Last updated: 23/07/2020 | Estimated Reading Time: 3 minutes
Payment protection insurance (PPI)
The chances are that you’ve heard of payment protection insurance, or PPI, as a financial product that has been notoriously mis-sold to many customers taking out loans or credit cards over the last few years.
We’ll explain exactly what PPI is, and help you work out if you need it and if you’ve been mis-sold it in the past over the course of this guide.
In This Guide:
What is PPI?
Payment protection insurance is a form of cover sold alongside various types of loan or credit card. The idea is that it allows you to guarantee you’ll be able to keep up with repayments in the event that you are unable to come up with the money yourself for whatever reason.
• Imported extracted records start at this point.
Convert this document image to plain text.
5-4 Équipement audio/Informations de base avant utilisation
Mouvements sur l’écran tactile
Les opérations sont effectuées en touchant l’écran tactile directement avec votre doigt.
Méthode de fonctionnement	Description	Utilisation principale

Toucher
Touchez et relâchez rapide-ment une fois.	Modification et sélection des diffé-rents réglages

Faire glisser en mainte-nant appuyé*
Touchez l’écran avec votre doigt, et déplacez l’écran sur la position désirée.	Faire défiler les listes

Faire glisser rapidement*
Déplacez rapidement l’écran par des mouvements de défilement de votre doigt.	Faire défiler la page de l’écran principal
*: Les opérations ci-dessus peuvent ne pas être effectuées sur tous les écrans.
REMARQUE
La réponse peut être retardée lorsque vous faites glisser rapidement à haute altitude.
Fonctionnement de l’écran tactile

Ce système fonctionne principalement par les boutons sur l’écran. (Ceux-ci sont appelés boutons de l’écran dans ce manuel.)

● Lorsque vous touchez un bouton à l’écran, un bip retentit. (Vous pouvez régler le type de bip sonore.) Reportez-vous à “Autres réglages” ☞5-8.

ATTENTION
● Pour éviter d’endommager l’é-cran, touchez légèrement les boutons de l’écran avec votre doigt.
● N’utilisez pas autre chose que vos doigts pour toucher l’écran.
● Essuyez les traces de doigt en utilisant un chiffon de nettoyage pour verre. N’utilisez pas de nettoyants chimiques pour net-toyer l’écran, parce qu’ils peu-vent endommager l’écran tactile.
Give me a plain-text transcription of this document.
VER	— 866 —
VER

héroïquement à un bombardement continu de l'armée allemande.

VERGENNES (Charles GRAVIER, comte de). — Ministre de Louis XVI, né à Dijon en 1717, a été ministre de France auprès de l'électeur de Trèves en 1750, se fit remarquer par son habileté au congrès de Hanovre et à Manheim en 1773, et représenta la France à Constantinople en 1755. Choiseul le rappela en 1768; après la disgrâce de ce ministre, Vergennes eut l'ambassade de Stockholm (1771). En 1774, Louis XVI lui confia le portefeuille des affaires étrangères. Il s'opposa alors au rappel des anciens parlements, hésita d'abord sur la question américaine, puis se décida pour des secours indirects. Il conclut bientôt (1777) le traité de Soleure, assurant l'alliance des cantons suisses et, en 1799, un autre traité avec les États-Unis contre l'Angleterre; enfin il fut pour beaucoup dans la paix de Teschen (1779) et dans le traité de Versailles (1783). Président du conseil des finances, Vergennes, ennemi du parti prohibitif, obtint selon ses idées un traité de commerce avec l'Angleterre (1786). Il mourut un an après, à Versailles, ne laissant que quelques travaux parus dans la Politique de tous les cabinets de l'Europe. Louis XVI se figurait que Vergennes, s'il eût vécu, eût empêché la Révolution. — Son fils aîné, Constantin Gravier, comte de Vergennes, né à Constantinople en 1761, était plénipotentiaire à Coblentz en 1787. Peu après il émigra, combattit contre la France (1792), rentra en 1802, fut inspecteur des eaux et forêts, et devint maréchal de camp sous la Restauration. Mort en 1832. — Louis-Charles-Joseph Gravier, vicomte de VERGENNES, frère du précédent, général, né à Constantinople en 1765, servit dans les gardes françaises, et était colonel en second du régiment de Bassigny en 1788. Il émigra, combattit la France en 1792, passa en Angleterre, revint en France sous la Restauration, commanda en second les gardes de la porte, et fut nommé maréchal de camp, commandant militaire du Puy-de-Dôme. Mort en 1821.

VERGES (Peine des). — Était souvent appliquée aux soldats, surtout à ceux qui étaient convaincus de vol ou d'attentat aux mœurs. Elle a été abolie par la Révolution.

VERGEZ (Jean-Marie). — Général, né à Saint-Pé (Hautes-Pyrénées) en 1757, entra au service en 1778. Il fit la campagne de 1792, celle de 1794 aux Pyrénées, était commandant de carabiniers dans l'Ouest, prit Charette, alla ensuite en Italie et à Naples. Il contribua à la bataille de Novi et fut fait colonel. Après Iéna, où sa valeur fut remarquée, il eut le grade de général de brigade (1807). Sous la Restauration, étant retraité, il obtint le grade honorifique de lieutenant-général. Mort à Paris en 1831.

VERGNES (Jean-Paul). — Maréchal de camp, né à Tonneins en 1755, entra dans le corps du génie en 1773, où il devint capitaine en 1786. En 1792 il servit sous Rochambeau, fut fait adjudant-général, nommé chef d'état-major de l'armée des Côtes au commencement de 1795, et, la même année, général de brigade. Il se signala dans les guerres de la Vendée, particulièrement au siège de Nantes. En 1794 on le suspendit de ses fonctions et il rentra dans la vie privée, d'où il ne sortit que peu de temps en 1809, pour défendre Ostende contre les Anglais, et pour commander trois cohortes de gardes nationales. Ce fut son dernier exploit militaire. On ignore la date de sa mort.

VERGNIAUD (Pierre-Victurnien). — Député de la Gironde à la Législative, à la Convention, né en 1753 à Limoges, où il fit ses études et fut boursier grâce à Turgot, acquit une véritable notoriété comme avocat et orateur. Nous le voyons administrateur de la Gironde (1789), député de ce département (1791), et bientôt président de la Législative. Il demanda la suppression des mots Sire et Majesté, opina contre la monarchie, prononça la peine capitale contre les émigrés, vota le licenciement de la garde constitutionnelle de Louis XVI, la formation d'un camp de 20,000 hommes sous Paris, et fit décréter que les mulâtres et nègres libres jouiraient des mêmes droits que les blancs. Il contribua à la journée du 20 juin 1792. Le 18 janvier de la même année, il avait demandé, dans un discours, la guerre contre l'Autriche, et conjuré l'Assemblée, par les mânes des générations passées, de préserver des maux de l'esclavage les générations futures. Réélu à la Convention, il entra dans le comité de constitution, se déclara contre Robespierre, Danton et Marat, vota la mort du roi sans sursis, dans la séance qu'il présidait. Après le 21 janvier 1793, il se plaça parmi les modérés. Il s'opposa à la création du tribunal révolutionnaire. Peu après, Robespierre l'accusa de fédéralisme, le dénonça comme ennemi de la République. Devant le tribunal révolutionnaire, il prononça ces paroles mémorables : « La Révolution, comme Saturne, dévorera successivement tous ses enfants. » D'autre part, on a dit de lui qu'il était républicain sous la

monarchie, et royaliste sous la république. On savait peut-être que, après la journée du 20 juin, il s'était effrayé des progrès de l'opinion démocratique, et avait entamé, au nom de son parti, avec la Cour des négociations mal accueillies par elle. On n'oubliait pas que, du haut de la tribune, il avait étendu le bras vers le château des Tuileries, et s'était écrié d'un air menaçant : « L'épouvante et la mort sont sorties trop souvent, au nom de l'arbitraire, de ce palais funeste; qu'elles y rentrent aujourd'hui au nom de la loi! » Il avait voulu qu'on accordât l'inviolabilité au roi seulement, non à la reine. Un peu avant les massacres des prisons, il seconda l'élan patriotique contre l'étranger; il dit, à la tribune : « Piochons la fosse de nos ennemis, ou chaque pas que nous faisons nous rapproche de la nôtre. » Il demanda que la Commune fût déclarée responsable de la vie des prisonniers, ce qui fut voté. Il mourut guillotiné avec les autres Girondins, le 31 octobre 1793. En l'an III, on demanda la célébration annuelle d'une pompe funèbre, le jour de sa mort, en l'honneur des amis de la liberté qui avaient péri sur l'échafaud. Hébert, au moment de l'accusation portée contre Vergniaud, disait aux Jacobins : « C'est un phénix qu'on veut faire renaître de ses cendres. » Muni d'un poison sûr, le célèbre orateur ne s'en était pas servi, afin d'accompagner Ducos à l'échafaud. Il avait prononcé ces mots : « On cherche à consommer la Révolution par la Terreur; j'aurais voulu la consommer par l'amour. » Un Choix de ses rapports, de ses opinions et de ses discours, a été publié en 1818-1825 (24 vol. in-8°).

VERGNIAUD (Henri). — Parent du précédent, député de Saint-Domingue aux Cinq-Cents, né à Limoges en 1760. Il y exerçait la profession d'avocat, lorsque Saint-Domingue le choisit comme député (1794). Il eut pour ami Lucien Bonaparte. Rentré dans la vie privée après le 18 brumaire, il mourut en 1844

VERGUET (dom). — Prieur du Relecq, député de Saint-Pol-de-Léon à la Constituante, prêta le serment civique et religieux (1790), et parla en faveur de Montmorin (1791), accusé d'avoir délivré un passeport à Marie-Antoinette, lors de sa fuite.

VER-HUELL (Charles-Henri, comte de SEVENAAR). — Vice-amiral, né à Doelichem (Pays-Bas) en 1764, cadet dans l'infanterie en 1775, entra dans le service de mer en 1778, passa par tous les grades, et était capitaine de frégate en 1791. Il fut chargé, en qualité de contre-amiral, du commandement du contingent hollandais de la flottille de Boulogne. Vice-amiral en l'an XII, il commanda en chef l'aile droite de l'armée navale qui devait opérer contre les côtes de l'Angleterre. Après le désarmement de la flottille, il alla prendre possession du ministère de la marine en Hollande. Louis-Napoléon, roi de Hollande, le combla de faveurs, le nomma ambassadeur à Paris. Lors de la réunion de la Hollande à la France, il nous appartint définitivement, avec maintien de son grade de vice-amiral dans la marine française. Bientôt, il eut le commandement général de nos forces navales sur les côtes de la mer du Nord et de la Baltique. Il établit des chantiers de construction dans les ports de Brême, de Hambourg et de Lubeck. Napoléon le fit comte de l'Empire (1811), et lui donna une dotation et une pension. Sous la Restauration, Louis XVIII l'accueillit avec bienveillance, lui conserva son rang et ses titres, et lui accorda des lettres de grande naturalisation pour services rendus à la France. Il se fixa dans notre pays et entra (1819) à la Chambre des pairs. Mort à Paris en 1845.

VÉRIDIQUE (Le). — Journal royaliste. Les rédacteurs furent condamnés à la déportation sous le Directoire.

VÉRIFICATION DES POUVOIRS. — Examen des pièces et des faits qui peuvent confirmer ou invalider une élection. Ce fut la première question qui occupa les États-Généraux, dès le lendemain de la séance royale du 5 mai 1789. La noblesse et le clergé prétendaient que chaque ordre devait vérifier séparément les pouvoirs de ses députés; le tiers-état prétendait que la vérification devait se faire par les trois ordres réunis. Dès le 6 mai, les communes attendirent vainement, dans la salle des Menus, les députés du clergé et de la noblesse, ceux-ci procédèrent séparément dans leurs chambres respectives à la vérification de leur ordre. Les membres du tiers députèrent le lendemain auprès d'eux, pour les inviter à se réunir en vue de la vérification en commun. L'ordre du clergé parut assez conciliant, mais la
This could be due to illness, redundancy or any other change in your employment status.
Do I need PPI?
At least in theory, PPI can be very helpful and is similar to other loan insurance products like income protection insurance or critical illness cover.
Whether or not you feel that you need it is, ultimately, up to you and will depend on various factors including the cost of the cover as well as any contingency measures you might already have in place in case you can’t make payments like a savings account or the income of a spouse.
Have I been sold PPI?
Until fairly recently, PPI was often bundled in with various loans and credit cards by providers, often without the full knowledge of the borrower.
If, when you took out your credit card, there was discussion of ‘protection cover’ or simply ‘cover’, then the chances are that you were sold PPI along with the card.
The best way to check if you have been sold PPI is to simply examine the original paperwork associated with your credit card. If you don’t have it to hand then you can always contact your card provider to get hold of it and all of the associated information. Again, check for phrases like ‘protection cover’ on your paperwork, including any monthly statements.
Have I been mis-sold PPI?
What the PPI scandal in recent years revealed was that many loan and credit card providers had lumped PPI in with their credit products either without the borrower being fully aware or to borrowers who would be unable to claim anyway.
Those who have pre-existing medical conditions, as well as some self-employed people will not be able to claim on their PPI even if they have a policy active. This was not always made clear to those who it was sold to.
If you fall into any of these categories, or feel that you have been sold PPI when didn’t want or need it, then you should be able to reclaim it.
How to reclaim PPI
In order to reclaim PPI you feel that you’ve been mis-sold, you’ll need to get in touch with the company who sold it to you.
You’ll need to get all of the relevant documentation ready and draft a letter detailing the amount you’ve paid, when the policy was taken out, and how much you paid for the cover, among other bits of information.
You’ll also need to provide any relevant reference numbers for your complaints case and the details of any personnel involved to make the process as streamlined as possible.
There are various templates for PPI complaint letters available online that will tell you exactly what you need to write in order to reclaim.
In some cases, when the body who sold you the PPI does not respond, you will need to go over their heads and get in touch with the Financial Ombudsman Service (FOS). The FOS is a government watchdog designed specifically to promote fair and reasonable practise in these kinds of situations so they will be able to help you reclaim what you are owed.